The first concerns "trespasser responsibility." New York and California are the only states where you are liable if someone gets hurt while trespassing on your property. This law makes sense only to lawyers. In a recent survey, New York's litigious climate was one of the top reasons businesses don't invest in our state. Now is the time to let employers know that things are changing.

The second law is the so-called scaffold law, under which the employer is always at fault for an injury on the work site, even in cases of gross negligence on behalf of the injured. If a construction worker is drunk and falls, his or her employer is liable, not the drunk person who fell off a roof. This law is obviously a huge financial burden to the employers of our state and a drain on our economy. Quite simply, this law costs New Yorkers jobs.

Common-sense reforms of the scaffold law would exempt the employer in cases of drug and alcohol use, criminal activity or violation of safety standards.

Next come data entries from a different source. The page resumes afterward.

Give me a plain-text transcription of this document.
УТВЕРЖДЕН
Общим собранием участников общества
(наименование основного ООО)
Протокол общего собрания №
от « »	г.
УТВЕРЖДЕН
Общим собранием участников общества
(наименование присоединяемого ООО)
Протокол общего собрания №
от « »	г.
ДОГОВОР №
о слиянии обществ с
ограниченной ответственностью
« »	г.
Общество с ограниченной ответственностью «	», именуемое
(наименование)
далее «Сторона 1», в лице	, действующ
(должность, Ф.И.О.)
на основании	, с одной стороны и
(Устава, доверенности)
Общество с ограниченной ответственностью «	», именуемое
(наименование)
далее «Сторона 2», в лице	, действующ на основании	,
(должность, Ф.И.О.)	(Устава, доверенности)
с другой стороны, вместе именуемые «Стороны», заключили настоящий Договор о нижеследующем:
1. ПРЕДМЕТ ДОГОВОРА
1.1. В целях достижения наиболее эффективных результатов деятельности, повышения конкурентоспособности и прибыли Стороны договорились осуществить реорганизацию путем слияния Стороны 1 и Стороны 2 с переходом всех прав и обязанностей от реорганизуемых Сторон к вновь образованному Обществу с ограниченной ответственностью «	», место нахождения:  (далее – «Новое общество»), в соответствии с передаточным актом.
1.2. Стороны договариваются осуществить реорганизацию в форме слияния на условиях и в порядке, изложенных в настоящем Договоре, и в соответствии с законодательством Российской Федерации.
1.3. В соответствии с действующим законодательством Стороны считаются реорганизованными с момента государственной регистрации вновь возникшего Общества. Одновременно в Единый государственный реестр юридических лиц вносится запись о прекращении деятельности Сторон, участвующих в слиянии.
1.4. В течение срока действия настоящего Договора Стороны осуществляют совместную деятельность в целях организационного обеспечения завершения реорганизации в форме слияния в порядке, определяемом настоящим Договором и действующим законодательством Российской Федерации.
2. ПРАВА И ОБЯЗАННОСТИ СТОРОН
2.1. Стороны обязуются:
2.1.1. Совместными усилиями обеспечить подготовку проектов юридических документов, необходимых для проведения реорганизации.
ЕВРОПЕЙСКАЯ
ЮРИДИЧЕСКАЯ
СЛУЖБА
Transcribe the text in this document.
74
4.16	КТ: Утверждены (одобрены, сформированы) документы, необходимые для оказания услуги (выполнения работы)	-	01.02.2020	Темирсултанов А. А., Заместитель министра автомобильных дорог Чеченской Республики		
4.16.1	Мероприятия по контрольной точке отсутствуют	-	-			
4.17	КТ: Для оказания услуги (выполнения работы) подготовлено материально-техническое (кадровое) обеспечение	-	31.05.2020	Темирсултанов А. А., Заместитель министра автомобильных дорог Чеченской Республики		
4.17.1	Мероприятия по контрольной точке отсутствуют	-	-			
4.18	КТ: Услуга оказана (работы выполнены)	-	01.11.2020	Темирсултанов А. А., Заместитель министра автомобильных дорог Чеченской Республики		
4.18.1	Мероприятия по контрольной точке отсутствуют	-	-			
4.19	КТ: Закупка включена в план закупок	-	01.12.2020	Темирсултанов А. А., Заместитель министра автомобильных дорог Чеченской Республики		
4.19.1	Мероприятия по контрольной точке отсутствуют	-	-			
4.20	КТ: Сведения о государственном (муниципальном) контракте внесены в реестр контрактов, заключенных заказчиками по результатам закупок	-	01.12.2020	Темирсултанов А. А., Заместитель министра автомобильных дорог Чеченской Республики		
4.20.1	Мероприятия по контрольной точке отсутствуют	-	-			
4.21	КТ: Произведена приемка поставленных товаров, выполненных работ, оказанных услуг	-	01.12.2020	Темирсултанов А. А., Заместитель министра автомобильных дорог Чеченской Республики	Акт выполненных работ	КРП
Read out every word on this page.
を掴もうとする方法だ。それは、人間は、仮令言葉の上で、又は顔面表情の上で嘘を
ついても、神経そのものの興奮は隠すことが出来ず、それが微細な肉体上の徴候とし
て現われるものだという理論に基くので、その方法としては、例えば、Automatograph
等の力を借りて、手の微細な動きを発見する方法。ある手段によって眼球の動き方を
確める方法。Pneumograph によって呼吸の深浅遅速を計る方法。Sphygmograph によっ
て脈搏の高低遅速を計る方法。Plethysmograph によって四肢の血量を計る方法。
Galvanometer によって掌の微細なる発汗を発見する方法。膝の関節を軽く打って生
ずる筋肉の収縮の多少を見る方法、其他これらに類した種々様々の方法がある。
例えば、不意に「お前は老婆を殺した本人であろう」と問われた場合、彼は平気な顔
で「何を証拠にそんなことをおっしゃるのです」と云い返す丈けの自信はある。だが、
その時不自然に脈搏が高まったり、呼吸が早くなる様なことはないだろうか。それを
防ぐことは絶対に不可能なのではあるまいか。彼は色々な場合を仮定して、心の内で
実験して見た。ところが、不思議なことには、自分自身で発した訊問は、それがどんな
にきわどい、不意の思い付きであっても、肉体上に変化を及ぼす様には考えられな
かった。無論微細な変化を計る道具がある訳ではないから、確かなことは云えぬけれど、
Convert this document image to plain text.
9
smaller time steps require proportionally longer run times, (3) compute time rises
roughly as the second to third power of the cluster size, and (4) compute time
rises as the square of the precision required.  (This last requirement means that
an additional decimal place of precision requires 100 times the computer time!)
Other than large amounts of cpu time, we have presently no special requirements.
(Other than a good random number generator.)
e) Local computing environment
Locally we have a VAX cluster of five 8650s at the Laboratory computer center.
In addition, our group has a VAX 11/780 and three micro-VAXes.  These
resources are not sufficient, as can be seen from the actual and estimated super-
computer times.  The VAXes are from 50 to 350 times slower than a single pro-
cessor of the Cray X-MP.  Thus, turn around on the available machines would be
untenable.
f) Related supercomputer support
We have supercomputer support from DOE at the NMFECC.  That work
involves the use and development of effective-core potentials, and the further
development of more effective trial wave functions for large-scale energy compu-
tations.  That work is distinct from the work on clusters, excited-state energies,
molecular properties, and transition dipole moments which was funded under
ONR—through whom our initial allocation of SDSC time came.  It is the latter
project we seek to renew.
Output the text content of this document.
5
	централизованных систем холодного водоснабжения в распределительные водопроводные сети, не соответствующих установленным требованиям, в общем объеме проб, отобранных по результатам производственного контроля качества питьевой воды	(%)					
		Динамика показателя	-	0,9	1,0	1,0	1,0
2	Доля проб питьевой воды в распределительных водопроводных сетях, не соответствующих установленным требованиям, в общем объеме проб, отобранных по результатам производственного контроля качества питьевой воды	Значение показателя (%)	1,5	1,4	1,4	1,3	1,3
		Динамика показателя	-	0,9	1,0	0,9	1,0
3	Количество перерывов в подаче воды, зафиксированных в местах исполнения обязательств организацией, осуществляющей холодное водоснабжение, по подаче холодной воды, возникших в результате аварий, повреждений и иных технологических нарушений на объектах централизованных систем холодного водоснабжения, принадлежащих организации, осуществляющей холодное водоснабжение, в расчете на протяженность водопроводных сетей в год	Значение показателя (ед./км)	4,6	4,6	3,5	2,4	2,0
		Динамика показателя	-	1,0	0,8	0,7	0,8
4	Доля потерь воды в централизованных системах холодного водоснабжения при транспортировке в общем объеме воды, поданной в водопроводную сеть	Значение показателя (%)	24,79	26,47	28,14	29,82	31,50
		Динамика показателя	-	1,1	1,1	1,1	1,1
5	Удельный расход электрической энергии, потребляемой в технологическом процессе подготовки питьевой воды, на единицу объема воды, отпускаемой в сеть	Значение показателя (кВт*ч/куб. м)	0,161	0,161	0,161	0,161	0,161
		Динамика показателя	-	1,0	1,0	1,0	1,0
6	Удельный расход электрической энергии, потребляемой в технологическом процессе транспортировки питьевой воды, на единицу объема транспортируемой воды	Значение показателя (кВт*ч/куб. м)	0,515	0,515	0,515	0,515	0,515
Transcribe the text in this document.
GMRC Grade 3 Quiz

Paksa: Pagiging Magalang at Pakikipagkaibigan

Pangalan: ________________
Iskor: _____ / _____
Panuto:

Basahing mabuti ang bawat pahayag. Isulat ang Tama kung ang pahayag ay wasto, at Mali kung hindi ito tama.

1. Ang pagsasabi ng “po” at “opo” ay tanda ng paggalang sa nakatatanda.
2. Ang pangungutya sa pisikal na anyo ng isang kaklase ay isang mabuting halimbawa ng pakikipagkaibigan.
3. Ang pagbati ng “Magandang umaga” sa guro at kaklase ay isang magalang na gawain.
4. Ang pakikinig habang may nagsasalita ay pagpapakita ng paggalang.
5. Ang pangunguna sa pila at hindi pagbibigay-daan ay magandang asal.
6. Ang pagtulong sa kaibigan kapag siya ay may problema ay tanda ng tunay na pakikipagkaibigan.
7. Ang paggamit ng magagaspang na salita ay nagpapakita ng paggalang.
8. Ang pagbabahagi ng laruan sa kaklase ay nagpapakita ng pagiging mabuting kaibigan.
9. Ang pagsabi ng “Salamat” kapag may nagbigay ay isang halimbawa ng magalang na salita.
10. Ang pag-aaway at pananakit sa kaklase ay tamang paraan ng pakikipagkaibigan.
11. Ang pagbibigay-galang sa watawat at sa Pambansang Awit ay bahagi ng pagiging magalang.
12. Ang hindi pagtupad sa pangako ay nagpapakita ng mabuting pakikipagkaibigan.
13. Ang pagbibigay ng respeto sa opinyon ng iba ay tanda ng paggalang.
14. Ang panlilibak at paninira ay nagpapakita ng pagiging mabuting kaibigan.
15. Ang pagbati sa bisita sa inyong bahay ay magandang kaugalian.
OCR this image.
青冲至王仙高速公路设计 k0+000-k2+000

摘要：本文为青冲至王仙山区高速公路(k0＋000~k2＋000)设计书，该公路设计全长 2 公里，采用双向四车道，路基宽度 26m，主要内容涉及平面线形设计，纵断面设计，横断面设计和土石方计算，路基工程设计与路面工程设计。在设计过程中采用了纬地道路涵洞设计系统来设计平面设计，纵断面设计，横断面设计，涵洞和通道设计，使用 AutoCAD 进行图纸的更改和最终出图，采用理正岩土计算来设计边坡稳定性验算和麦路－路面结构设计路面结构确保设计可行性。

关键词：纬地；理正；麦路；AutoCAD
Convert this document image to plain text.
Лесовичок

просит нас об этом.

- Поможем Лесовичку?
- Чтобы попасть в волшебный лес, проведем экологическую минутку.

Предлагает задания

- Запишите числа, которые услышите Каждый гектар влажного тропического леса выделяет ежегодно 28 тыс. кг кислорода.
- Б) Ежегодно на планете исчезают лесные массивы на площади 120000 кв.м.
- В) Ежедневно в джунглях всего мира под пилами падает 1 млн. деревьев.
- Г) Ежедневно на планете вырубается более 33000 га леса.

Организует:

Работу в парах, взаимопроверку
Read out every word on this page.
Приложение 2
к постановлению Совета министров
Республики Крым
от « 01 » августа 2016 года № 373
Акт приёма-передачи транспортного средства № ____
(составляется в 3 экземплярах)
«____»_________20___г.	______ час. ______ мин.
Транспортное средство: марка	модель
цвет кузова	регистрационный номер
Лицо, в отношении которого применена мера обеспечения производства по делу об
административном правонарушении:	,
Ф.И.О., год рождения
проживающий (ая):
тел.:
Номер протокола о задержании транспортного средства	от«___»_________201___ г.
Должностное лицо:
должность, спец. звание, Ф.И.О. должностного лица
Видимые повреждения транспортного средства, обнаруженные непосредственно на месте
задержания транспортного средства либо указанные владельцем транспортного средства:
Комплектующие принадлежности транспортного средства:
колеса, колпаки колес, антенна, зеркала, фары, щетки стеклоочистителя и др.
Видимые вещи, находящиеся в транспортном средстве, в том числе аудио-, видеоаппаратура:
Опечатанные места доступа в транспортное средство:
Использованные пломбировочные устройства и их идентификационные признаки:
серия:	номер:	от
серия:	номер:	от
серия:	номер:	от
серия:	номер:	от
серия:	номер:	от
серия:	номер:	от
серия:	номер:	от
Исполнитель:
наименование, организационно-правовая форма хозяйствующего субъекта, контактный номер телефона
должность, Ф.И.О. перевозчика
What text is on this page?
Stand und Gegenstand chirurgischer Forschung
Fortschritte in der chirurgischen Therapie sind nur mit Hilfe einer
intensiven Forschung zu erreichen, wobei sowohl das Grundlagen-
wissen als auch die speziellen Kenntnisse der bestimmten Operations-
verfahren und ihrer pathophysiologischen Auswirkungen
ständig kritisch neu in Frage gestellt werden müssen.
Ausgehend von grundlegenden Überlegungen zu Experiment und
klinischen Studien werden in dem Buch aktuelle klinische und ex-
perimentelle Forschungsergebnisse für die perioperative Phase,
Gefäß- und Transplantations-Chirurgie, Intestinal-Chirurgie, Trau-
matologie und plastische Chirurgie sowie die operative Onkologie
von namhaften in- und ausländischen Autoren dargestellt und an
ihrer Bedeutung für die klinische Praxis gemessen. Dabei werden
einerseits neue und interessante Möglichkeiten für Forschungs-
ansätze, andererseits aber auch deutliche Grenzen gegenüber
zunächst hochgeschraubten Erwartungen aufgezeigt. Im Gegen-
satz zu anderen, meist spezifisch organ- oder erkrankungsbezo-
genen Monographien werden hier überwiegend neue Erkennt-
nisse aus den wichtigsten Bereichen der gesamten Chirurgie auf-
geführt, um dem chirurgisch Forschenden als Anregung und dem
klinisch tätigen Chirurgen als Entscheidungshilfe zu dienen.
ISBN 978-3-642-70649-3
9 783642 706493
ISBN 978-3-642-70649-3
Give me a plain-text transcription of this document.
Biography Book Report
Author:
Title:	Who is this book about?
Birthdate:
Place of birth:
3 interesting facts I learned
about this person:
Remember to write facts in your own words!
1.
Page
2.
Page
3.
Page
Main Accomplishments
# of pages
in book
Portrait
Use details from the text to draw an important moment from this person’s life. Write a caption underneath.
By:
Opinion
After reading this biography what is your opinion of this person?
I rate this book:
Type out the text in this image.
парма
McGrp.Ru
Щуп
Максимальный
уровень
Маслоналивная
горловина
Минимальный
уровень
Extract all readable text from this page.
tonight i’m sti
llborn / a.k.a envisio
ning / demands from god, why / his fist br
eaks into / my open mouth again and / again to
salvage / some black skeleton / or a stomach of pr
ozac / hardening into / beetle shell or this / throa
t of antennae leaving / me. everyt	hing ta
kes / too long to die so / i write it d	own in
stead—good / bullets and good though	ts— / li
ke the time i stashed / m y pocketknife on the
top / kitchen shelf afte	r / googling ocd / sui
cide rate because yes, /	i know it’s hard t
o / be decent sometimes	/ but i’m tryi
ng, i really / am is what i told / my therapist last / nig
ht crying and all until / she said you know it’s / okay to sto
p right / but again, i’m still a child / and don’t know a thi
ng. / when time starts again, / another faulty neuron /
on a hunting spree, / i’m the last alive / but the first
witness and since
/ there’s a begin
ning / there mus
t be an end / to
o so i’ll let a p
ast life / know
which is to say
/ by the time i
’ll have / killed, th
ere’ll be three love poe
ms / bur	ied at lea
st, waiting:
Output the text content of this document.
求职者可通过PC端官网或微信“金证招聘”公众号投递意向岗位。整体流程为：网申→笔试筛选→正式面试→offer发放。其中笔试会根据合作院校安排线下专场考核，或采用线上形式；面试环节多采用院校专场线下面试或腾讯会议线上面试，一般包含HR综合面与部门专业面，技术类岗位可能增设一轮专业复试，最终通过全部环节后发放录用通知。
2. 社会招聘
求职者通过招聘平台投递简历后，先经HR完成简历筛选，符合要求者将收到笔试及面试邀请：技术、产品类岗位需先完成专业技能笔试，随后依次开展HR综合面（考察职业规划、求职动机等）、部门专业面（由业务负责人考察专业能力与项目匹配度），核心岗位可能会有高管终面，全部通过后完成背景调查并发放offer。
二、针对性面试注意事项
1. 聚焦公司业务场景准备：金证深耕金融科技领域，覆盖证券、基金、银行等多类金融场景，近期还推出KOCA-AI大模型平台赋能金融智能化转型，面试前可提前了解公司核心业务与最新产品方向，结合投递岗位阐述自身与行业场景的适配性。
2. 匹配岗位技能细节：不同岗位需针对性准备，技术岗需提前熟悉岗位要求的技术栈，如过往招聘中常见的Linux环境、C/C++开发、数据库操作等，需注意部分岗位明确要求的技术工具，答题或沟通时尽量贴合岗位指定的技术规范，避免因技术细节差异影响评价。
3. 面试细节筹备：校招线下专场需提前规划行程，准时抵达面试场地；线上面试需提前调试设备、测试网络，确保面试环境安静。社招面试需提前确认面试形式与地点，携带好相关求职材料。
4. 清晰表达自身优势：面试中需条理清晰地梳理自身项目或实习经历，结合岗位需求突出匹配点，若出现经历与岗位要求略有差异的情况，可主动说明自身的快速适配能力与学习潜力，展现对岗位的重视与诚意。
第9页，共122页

The final piece of a strong lawsuit reform package for New York would be to cap non-economic judgments in medical malpractice cases. By capping non-economic judgments (that is, judgments above and beyond medical costs or lost wages) the governor can show health care professionals and businesses that New York is open for business.

Those who are injured as a result of an accident should be compensated for their medical bills and lost wages. It is the excessive and unpredictable nature of such things as the "pain and suffering" settlements that cause problems for the medical community and serve little or no purpose except to enrich trial lawyers.

Many states have passed similar limits to great success. New York should join them and end the current lawsuit lottery system that threatens the economic growth of our state. This will help end the mass exodus of medical professionals from our state and, by reducing the cost and unpredictability of malpractice insurance, will increase access to health care and make it more affordable for more New Yorkers.

By supporting the initiatives above, the governor can pass a package of reforms that is broadly supported, brings jobs and economic development and costs the state nothing.


Thomas M. Stebbins is executive director of the Lawsuit Reform Alliance of New York.